В начале апреля Долгорукий имел конференцию с Финкенштейном. Прусский министр сказал ему, что некоторые польские магнаты скрытным образом старались уговорить графа Мерси, чтоб он объявил кандидатом на польскую корону одного из австрийских принцев, объявляя, что этим прекратятся все партии в Польше, которых избежать нельзя, если выбрать Пяста. Мерси до сих пор еще не дал им никакого ответа; король уже писал об этом в Петербург к графу Сольмсу для уведомления императрицы; но, прибавил Финкенштейн, его величество находит нужным отписать об этом русскому резиденту в Константинополе: венский и версальский дворы стараются привести Порту в сомнение относительно поступков петербургского и берлинского дворов в Польше, внушают ей, будто польская вольность находится в великой опасности; так русский резидент мог бы внушить Порте, что, напротив, венский двор старается поколебать польскую вольность, выставляя своего принца кандидатом, чего, как известно, Порта терпеть не будет и, получа такое известие, меньше станет верить внушениям австрийского и французского послов. Долгорукий в тот же день дал об этом знать Обрезкову в Константинополь.

В своих письмах к императрице Фридрих II продолжал обнадеживать ее в успехе польского дела. «Я хорошо знаю эту нацию (польскую), – писал король 16 февраля, – и потому уверен, что, разбрасывая деньги кстати и употребляя прямо угрозы против злонамеренных, вы их приведете к желанной вами цели. Но мне кажется, что угрозы и общие объявления должно употреблять только по истощении всех средств великодушия, всех внушений и советов частных, чтоб отнять у соседей всякий предлог вмешиваться в дело, которое вы считаете своим». Фридрих писал (7 апреля), что Франция и Австрия будут мешать Екатерине при избрании польского короля только тайком, интригами, а не силою; что надобно бояться одного, чтоб они своими интригами не подняли Порту. «Что же касается поляков, то вступление русских войск с сильными объявлениями против гетмана Браницкого и князей Радзивилла и Любомирского укротят их пыл». «Большая часть поляков, – писал Фридрих, – пусты и подлы (vains et laches), горды, когда считают себя вне опасности, и ползают, когда беда над головою, и я думаю, что не будет пролито крови, разве отрежут нос или ухо у какого-нибудь шляхтича на сейме». 12 мая король писал: «Поляки получили некоторую сумму денег от саксонского двора; кто захочет получить их, произведет некоторый шум, но все и ограничится шумом. Ваше величество приведете в исполнение свой проект: этот оракул вернее Калхасова».
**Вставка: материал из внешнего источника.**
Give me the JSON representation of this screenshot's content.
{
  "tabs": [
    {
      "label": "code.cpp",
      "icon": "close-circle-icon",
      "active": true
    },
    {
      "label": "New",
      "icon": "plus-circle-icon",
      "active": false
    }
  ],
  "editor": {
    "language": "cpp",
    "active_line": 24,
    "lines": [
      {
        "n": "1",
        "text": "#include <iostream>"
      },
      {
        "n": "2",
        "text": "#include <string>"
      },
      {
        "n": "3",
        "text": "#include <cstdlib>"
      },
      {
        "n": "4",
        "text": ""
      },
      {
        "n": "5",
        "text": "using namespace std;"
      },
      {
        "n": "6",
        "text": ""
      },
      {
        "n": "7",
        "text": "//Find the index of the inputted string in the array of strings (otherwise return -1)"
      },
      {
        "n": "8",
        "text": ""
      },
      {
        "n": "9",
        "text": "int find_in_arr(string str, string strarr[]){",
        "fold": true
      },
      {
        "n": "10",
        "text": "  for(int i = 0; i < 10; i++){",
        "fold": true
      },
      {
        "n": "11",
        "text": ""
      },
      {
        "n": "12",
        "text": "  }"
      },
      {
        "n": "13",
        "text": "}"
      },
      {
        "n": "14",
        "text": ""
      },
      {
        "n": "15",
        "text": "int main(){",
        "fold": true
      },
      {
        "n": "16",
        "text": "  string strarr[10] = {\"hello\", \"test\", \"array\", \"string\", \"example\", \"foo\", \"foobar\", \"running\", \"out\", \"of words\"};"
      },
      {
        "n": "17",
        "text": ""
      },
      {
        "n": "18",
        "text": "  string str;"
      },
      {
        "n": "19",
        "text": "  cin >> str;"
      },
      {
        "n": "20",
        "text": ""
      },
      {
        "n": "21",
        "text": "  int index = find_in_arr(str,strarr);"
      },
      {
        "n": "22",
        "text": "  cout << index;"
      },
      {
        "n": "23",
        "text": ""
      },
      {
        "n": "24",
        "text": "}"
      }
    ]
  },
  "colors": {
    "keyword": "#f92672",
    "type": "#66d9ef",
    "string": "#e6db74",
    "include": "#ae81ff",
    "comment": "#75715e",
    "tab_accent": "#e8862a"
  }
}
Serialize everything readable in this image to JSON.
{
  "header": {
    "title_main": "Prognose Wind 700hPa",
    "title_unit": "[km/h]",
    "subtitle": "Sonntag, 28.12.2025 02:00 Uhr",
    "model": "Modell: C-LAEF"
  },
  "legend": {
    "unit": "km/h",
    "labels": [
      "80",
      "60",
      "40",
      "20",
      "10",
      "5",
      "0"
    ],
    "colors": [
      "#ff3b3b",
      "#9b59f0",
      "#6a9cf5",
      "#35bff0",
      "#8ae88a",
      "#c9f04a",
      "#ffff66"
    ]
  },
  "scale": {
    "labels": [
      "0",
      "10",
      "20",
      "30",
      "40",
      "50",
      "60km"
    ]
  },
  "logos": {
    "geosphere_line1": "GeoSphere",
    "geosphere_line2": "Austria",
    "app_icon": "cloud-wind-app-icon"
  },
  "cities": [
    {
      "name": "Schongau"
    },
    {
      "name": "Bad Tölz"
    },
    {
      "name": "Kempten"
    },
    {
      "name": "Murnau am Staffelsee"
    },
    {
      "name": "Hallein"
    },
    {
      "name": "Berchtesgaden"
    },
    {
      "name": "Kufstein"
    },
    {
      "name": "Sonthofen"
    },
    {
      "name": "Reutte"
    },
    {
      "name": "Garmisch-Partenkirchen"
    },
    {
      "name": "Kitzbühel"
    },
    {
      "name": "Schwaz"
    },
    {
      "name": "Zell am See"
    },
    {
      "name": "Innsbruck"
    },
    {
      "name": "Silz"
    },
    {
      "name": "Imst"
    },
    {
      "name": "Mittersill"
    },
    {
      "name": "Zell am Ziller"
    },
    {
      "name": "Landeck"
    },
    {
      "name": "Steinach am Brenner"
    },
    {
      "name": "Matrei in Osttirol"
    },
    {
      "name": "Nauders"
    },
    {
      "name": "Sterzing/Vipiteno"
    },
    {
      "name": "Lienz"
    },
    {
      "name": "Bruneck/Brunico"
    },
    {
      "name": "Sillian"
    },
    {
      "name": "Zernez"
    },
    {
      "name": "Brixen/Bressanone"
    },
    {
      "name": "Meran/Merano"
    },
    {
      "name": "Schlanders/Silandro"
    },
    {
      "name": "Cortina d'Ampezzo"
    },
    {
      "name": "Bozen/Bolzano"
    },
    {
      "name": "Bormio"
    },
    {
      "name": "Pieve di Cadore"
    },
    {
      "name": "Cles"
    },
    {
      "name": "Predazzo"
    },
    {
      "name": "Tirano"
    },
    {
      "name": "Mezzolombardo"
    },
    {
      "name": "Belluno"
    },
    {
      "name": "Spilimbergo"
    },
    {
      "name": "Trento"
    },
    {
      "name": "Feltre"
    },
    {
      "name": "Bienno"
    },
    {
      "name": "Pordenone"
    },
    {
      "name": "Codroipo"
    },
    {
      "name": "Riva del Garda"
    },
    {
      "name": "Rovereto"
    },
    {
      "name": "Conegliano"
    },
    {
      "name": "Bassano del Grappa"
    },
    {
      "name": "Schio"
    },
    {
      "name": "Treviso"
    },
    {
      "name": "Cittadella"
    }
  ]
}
А между тем, узнавши, что Бенуа в Варшаве сделал заявление, одинакое с русским послом, Фридрих II был этим недоволен и велел дать знать своему министру: «Нужно было ограничиться только заявлением, что король не хочет увеличения своих владений на счет Польши, а не требовать прямо избрания Пяста: хотя король и согласен в этом отношении с императрицею, но все же желал бы избежать подозрения, что хочет вмешиваться в свободные выборы».

Король был согласен с императрицею и относительно диссидентов, но велел отписать Бенуа: «Делайте для диссидентов все возможное по обстоятельствам, ибо не надобно рисковать спутать дело из любви к ним».

В Берлине ожидали с нетерпением заключения союзного договора с Россиею. Сольмс в донесениях к королю приписывал медленность в заключении договора множеству дел и обычной медлительности русского двора. Наконец 31 марта желанный договор был подписан: оба государства обеспечивали взаимно европейские владения друг друга. В случае нападения на одну из договаривающихся сторон употреблялись сначала добрые услуги для прекращения войны, в случае неуспешности через три месяца по востребовании союзник выставляет 10000 пехоты и 2000 кавалерии, в случае же нужды оба государства соглашаются об увеличении этого числа и о защите всеми силами, 1-я секретная статья: если нападение последует в отдаленных местах, на Россию со стороны Турции и Крыма, а на Пруссию за Везером, то вместо войска помощь может быть доставлена деньгами, именно уплатою по 400000 рублей. 2-я секретная статья: союзники обязываются действовать заодно в Швеции для поддержания равновесия между борющимися там партиями; в случае опасности для существующей формы шведского правления союзники соглашаются насчет средств отвратить опасное событие, 3-я секретная статья: король гарантирует голштинские владения великого князя, 4-я секретная статья: союзники обязываются не позволять перемены в польской конституции, предупреждать и уничтожать все намерения, которые могли бы к этому клониться, прибегая даже к оружию. Статья отдельная: союзники обязываются покровительствовать диссидентам и уговаривать польского короля и республику восстановить их в прежних правах; если же нельзя, то, выжидая удобного времени, стараться по крайней мере, чтоб диссиденты не подвергались притеснениям. Союз был заключен на 8 лет, но можно было возобновить его и прежде.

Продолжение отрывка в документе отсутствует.